The institution has also been pushing to have the country list beneficial ownership information for successful bidders in government tenders, which Kenya has agreed to.
In the end-of-mission press statement issued last month, the international lender said this will be a step in the country's effort to combat rampant corruption.
“Kenya is moving forward on its governance and anti-corruption agenda. Revised documents for government tenders, introduced this month will enable the publication of beneficial owners for successful bidders, which will be a requirement going forward,' Mission head to Kenya Mary Goodman said.
Publishing the names and the fresh audit on the use of Covid are part of conditions by IMF for ongoing lending to Kenya.
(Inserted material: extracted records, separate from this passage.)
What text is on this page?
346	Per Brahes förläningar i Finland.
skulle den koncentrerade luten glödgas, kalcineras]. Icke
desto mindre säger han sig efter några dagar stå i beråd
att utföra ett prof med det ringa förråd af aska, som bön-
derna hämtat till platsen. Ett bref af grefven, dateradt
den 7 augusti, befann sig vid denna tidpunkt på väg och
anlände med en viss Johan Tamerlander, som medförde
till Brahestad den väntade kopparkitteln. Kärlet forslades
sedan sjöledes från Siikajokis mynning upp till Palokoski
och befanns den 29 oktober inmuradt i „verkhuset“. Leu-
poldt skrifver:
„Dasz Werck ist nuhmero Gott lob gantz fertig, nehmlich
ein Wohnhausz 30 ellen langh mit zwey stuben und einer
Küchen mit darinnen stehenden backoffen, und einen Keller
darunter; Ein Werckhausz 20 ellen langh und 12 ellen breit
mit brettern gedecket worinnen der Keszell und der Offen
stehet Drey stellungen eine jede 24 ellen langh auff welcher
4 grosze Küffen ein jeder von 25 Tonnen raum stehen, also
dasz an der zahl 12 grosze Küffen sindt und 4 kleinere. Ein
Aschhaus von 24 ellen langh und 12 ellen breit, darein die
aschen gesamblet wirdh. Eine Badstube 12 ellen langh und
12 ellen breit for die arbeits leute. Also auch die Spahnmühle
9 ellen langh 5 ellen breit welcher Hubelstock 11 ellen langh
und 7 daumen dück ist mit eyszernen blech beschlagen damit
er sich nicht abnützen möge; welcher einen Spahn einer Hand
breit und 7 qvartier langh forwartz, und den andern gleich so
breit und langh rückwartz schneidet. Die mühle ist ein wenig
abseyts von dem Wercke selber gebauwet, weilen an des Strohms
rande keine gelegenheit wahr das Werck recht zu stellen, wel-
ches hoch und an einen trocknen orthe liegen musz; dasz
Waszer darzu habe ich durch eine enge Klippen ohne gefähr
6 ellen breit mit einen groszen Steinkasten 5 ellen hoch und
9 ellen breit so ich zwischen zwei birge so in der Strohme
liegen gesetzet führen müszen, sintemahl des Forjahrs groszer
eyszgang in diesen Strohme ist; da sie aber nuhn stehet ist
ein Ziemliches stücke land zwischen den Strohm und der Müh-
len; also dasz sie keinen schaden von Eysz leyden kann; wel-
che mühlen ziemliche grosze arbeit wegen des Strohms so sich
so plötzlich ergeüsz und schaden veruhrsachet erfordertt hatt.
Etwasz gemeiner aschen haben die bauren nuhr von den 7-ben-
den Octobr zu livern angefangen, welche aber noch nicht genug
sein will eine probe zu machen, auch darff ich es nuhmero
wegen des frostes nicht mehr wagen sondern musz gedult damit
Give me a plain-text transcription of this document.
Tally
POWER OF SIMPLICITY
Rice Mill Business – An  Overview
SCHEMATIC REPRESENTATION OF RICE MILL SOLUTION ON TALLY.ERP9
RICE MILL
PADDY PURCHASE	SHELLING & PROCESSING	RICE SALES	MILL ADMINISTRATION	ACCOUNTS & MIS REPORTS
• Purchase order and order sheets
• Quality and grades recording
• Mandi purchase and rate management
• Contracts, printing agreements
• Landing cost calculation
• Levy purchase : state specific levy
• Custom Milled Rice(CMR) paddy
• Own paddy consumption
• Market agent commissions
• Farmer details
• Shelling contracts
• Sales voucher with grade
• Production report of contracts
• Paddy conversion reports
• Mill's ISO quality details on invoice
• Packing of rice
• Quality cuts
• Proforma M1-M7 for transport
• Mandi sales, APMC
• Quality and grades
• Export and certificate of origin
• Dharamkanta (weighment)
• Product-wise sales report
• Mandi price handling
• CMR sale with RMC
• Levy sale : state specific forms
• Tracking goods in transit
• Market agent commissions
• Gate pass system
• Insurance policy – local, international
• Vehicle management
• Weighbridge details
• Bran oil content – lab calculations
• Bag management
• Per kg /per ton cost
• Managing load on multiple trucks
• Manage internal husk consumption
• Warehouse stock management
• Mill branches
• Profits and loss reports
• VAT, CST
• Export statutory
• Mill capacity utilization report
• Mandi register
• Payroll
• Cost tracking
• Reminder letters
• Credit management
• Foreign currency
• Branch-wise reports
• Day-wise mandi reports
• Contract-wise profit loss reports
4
“It is one of the IMF conditionalities that the Office of the Auditor General gives that report ( fresh Covid fund audit) for support of the country,” Gathungu said.
She had earlier raised queries on Covid-19 spending by Kemsa, poking holes on Kemsa’s inventory balance, including pharmaceutical and non-pharmaceutical stocks, which had validity and accuracy issues.
Meanwhile, Gathungu is also auditing the country’s debt which stood at Sh8.4 trillion, as of March, up from Sh8.2 trillion in December according to National Treasury data.
“We are doing a public debt audit on some key areas and theses reports are at review levels, and I hope to issue them in due course,” she said.